Eighteen years ago Anne Applebaum traveled through the flat lands between Russia and Poland and documented her journey in "Between East and West: Across the Borderlands of Europe."
At first glance, it was a different time: Communist governments had toppled a few years before and the chaos of transition to democracy pervaded all life. But, Applebaum presages what Anne Porter documented in last year’s "The Ghosts of Europe": history casts a long shadow across time. Shifting borders, clashing empires, and old conflicts turn making sense of the borderlands into a daunting challenge:
Travel here demands a forensic passion, not merely a love of art or architecture or natural beauty; there are many layers of civilization in the borderlands, and they do not lie neatly on top of one another. A ruined medieval church sits on the site of a pagan temple, not far from a mass grave surrounded by a modern town. There is a castle on the hill and a Catholic church at its foot and an Orthodox church beside a ruined synagogue. A traveler can meet a man born in Poland, brought up in the Soviet Union, who now lives in Belarus—and he has never left his village. To sift through the layers, one needs to practice a kind of visual and aural archaeology, to imagine what the town looked like before the Lenin statue was placed in the square, before the church was converted into a factory and the main street renamed. In a conversation, one must listen to the overtones, guess what the speaker might have said fifty years ago on the same subject, understand that his nationality might then have been different—know, even, that he might have used another language.
Applebaum performs the task admirably, confirming that the version of her I know from Slate and other venues was already fully formed back then. The personal encounters and observations take place on the background of impressive historical research, as Applebaum backs every assertion with rich detail. As a good journalist, Applebaum remains consistently respectful of the people she meets. Only once does she cross the line and judges, but to pity an ignorant anti-Semite can be forgiven (Applebaum is Jewish).
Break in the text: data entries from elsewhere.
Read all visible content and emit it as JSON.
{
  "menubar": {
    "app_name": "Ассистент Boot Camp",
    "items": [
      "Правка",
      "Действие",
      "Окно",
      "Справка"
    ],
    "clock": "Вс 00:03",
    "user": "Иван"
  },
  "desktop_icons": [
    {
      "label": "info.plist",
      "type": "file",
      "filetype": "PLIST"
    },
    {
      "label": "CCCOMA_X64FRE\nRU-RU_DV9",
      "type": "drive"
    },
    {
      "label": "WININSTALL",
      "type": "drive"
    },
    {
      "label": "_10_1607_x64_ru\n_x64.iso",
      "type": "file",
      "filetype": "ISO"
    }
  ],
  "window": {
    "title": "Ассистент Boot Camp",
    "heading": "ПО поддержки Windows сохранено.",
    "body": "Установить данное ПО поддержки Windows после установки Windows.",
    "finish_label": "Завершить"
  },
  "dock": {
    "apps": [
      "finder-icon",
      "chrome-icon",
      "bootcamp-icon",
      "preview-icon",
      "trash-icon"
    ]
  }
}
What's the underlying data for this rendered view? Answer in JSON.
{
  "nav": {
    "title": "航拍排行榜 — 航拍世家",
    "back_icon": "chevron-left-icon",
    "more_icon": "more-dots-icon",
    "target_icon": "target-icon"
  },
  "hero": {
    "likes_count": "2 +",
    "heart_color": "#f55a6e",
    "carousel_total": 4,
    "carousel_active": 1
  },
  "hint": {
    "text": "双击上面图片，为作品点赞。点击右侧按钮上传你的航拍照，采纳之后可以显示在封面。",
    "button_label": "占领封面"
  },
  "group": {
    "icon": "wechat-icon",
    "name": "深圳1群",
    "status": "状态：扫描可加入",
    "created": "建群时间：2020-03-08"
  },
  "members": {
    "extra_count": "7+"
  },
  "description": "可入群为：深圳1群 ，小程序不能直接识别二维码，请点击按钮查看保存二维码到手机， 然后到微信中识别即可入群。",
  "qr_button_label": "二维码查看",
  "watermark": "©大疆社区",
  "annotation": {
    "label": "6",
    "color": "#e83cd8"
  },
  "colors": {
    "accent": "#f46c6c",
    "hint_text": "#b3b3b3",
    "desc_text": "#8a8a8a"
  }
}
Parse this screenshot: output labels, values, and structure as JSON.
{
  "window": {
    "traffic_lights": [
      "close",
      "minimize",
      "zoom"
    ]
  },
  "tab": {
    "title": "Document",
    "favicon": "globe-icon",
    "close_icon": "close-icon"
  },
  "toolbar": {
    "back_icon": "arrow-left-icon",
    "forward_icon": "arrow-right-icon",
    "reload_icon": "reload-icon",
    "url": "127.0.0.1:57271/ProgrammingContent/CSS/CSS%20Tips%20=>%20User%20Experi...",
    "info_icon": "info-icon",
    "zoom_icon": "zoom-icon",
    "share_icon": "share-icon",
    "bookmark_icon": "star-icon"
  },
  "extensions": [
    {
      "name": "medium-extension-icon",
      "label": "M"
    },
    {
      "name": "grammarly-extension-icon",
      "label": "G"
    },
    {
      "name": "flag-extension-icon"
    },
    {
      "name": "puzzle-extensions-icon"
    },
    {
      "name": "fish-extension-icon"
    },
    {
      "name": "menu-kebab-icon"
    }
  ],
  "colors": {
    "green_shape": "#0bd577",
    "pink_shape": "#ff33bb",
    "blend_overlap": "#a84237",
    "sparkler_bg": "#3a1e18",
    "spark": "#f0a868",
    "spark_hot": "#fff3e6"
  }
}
As she travels from the Russian Kaliningrad to Lithuania to Belarus and down to Odessa, Ukraine, she first organizes her journey by the peoples inhabiting the lands she crosses, then by cities, towns, and villages she passes through. Thus in Part One she visits Germans, in Part Two Poles and Lithuanians, and finally in Part Three Russians, Belarusians, and Ukrainians. But even as she describes well a municipality in each chapter, nations and nationalism matter more than the place and characteristics of each place matter only inasmuch as they relate to the shifting national borders. Granted, on the backdrop of nationalisms bubbling up after the fall of Communism, the impulse to see the region through the national lens seems understandable. Too, in 1994 the concept of place identity wasn’t a force it is today. But writing so little about the impact of villages and cities themselves, as places, on the people Applebaum meets struck me as a missed opportunity.
"Between East and West" was the rare book I read word for word (I would have even read the index, had there been one). But I almost abandoned it when, after leaving Mukachevo and passing, roughly south-eastbound, through Khust, Applebaum miraculously finds herself near Miková, Andy Warhol’s parents’ village in Eastern Slovakia which is some 230 kilometers (144 miles) to the northwest. The episode is only a page of text, but the magnitude of the error left a bitter aftertaste of a misplaced gimmick.
Save for the one instance of teleportation, "Between East and West" is the kind of book I want (and am planning) to write: combination travelogue, historic geography, and literary reportage focusing on Central/Eastern Europe. Rather than being dated, it reveals a striking portrait of a turbulent time in the region.
Word from the Publisher
Rich in surprising encounters and vivid characters, "Between East and West" brilliantly illuminates the soul of the borderlands and the shaping power of the past.
American Robotnik’s Bookrating
- Anne Applebaum, "Between East and West: Across the Borderlands of Europe," New York: Pantheon Books, 1994
- Lowdown: A fascinating travelogue with a historic backdrop, "Between East and West" documents a journey through plains long contested by empires and peoples.